海が身近にある環境を愛し、誇りを抱く
海も街を形成する大切な要素である。何よりビーチに沿ってきれいな遊歩道が整備されているように、街そのものが海に向かって開けている。
大西洋に注ぐウルメア川の河口の東側はグロス地区と呼ばれ、グッドウェーブを求めるサーファーで賑わうズリオラビーチが広がっている。
西側には旧市街があり、夜の帳が下りると数多のバルを巡る諸外国からのツーリストで活況を呈す。さらにその西側にはラ・コンチャビーチとオンダレッタビーチがあるラ・コンチャ湾があり、穏やかな海であることから、ヨットや小型船舶が停泊する光景を日常的に見ることができる。

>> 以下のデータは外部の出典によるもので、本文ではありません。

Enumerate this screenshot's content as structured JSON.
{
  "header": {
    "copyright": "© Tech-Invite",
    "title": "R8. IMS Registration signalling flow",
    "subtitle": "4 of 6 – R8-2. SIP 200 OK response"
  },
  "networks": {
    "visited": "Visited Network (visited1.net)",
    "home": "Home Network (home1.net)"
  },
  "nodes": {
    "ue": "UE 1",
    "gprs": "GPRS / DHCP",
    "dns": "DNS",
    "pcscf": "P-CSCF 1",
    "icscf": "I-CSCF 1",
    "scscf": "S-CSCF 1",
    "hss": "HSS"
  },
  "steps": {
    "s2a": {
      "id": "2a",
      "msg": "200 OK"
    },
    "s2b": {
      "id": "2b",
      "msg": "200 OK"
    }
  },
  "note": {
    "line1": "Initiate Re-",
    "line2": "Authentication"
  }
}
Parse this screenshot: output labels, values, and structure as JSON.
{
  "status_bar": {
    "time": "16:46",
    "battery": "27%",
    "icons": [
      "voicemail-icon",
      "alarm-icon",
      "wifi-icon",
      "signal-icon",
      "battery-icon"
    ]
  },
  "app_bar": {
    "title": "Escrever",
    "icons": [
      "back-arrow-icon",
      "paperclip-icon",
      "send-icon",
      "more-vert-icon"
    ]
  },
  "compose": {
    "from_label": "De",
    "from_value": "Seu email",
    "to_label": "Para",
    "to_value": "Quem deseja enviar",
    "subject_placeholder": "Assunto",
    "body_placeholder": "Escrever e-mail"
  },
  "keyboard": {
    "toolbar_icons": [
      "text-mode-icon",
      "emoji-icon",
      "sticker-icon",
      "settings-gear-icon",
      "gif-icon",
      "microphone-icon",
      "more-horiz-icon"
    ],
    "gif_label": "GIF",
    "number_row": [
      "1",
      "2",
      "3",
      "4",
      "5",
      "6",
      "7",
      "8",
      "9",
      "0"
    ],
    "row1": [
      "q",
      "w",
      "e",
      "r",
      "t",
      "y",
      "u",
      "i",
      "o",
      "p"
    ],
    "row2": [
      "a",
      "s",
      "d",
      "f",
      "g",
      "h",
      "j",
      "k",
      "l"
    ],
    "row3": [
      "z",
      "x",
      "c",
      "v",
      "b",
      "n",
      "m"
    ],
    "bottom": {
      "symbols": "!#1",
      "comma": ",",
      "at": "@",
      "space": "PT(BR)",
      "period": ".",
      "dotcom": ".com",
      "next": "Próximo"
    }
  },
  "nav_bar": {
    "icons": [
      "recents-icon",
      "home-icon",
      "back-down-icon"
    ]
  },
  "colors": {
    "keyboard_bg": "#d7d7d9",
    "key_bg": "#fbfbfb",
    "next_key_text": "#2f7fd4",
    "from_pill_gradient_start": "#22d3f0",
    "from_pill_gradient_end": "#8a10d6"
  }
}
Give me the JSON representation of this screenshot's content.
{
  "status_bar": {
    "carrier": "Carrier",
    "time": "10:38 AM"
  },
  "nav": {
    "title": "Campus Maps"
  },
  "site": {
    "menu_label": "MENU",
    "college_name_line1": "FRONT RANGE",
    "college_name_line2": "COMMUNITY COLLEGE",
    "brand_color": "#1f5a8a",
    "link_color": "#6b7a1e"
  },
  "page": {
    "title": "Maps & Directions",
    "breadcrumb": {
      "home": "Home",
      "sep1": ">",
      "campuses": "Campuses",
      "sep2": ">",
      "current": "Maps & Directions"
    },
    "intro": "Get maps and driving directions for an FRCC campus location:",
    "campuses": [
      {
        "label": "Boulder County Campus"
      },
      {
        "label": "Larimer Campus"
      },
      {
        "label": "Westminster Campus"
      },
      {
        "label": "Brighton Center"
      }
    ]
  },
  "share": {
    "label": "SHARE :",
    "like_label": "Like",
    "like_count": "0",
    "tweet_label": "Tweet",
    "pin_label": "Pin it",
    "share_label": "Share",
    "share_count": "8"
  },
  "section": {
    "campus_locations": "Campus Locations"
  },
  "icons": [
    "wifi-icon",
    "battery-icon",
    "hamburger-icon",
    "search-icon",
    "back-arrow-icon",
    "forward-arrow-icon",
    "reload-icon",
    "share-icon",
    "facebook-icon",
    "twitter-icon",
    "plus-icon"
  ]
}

「海は私たちにとっての大切な資源です。経済効果の観点からその貴重さを紹介しますと、2018年度のサーフィンを介した経済効果は、スクールやツアーなどの観光業、サーフボードブランドなどの産業を合わせておよそ3500万ユーロ(当時のレートで約4億5000円)に達しています。
また500人以上がサーフィン関連の仕事に従事しています。これらの数字は、この小さな街にとっては十分に大きなものだといえるでしょう。
さらにサーフィンを含めたマリンスポーツ活動を提供する地元のクラブには若い世代から年配者までが所属し、街の歴史と伝統を将来へつなぐ役目も担っていると考えられています」。
マリンスポーツ愛好家でなくても、地元の人たちは海を身近に感じる環境を愛し、誇りを抱いているという。
確かに街の観光案内所に入った際に対応してくれたスタッフは、近隣を含めたサースポットの名称や波質までを教えてくれた。サーフィン経験がないのに、である。
そして市井の人々は、海水浴や日光浴を楽しみ、ビーチサイドをジョギングして汗を流し、仕事終わりになんとなく海へ足を向けるという形で、毎日のように海の心地良さを感じながら暮らしている。
こうして誰もが心地良い時間を過ごせるビーチは景観も素晴らしい。大西洋に開けたロケーションには人工的な匂いがしない。コーストラインは総じて手がつけられてないのだ。
モレノさんによれば、消波ブロックを投入するような手法はサン・セバスチャンのやり方ではないという。
過去には嵐が来て高潮が打ち寄せたことも豪雨による洪水もあった。それらを経験したうえで導入した防災対策は警報システム。監視の目を強め、被害が生じそうな際には状況を広く共有して避難なりを促す。
一方、ズリオラは自然の環境に手を加えたビーチなのだという。遊泳可能なビーチとして開設するには波が荒く、1980年代から街づくりと歩調を合わせ安全面も考慮しながら整備が行われた。
結果、サーフィンができる波は残り、広大な砂浜があり、海水浴も安全に楽しめる現在のようなビーチに生まれ変わった。